Skidding Into Home

I was cackling and guffawing with my dear friend as she detailed her experience of shopping with her 16-year-old daughter on what she called “Old Folks Day.” She giggled, “We have to dodge walkers and canes and those motorized carts.” My own laughter skidded to a halt on the friction of a harsh reality: I was the butt of her joke.
I am in need of neither a cane, nor a walker. I get in a moderate amount of ambulation each day, so the motorized cart is also out. But I have ridden across the landscape of my life for more than six decades and though the face I see in the mirror does not resemble the face I imagine, I can prove an entitlement to the “Seniors’ Discount” at businesses that offer such a thing. Despite that, I have taken that discount only once, when I took my grandchildren to see a movie. I had a vaguely guilty sense of having stolen something.
When I was a young man living in Pittsburgh, Penn., I used to listen at night to a jazz station.
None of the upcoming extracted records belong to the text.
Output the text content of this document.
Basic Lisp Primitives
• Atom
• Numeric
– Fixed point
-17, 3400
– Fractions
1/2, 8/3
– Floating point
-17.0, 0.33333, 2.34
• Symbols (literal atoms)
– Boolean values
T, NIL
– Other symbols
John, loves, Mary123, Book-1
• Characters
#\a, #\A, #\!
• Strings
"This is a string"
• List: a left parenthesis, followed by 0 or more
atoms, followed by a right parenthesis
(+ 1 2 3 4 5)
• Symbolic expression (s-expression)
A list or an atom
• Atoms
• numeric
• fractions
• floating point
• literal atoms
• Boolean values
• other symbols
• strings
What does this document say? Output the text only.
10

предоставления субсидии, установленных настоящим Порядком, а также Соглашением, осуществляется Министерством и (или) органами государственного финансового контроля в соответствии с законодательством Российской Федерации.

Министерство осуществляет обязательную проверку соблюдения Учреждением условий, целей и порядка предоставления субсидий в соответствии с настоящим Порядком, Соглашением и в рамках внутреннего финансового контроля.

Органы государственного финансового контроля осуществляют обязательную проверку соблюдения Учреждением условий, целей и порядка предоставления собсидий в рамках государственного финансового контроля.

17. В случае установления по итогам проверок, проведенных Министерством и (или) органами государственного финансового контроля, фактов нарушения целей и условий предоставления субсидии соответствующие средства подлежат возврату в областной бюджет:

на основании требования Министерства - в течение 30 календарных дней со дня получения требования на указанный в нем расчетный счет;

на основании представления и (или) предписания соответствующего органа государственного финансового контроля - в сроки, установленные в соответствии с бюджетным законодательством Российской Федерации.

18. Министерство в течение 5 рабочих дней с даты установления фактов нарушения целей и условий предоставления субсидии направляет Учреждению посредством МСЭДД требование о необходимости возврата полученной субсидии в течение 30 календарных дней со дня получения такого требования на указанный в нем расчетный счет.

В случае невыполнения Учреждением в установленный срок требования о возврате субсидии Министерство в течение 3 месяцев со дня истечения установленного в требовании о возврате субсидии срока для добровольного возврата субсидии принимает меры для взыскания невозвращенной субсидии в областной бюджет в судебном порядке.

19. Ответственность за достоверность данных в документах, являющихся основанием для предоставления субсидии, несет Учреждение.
They often played a song that I thought was called, “I’m Growing Old.” (I have since found that the artist I believed to have been the singer claims not to have sung it. I have yet to find a copy of the song, though I did find the poem and the poet who wrote it: John Godfrey Saxe.) When the song spoke of growing “fonder of the fire, mindful of the cold, and careless in dress,” it did not give me a vision of a life that might be my own. But I am now — ok, I admit it — in the seventh decade of my life, a number unimaginable to the twenty-something who had listened to that song.
On a recent visit to my fun-poking friend, (“dear friend:” an old-folks term) she watched as I tied the laces on my shoes and after noting that I did this each time I moved to another room — I am not a fan of the bare foot, unless it is under sheets, in a shower or buried in sand — she commented that I needed “slip-ons.” I responded to her, “I told Lisa (my eldest daughter) that if she ever saw me reaching for those brown plastic slip-ons that old men scuffle about in, she was to take me out back and shoot me. Just put me down.” I have no slip-ons, no fluffy sweaters that I miss-button, no “putter pants” with elastic waists. (Well, one pair of putter pants, purchased when I was about 10 years younger and did not know what putter pants were.) I am no cliché.
I have been told that I do not “look” my age, nor do I “act” my age. I’m not sure that I know what look I am supposed to have at this age, for I have never been here before. When I am shooting pool in the bar with my team, young people take pleasure in playing songs that they know will cause me to dance. After telling them that I am “107,” I bust a move, “wobble wobble,” or “Gangnam” style. These moves are a source of great embarrassment to my son, although hugely amusing to the bar’s patrons, judging from the lack of gunfire.
I am not going to “go gentle,” but I am “skidding in sideways,” and not by wrestling weights and stunning my feet against pavements. I believe that our inevitable slide into extinction can be “Electric,” and accomplished with grace and style and “The Cupid Shuffle.”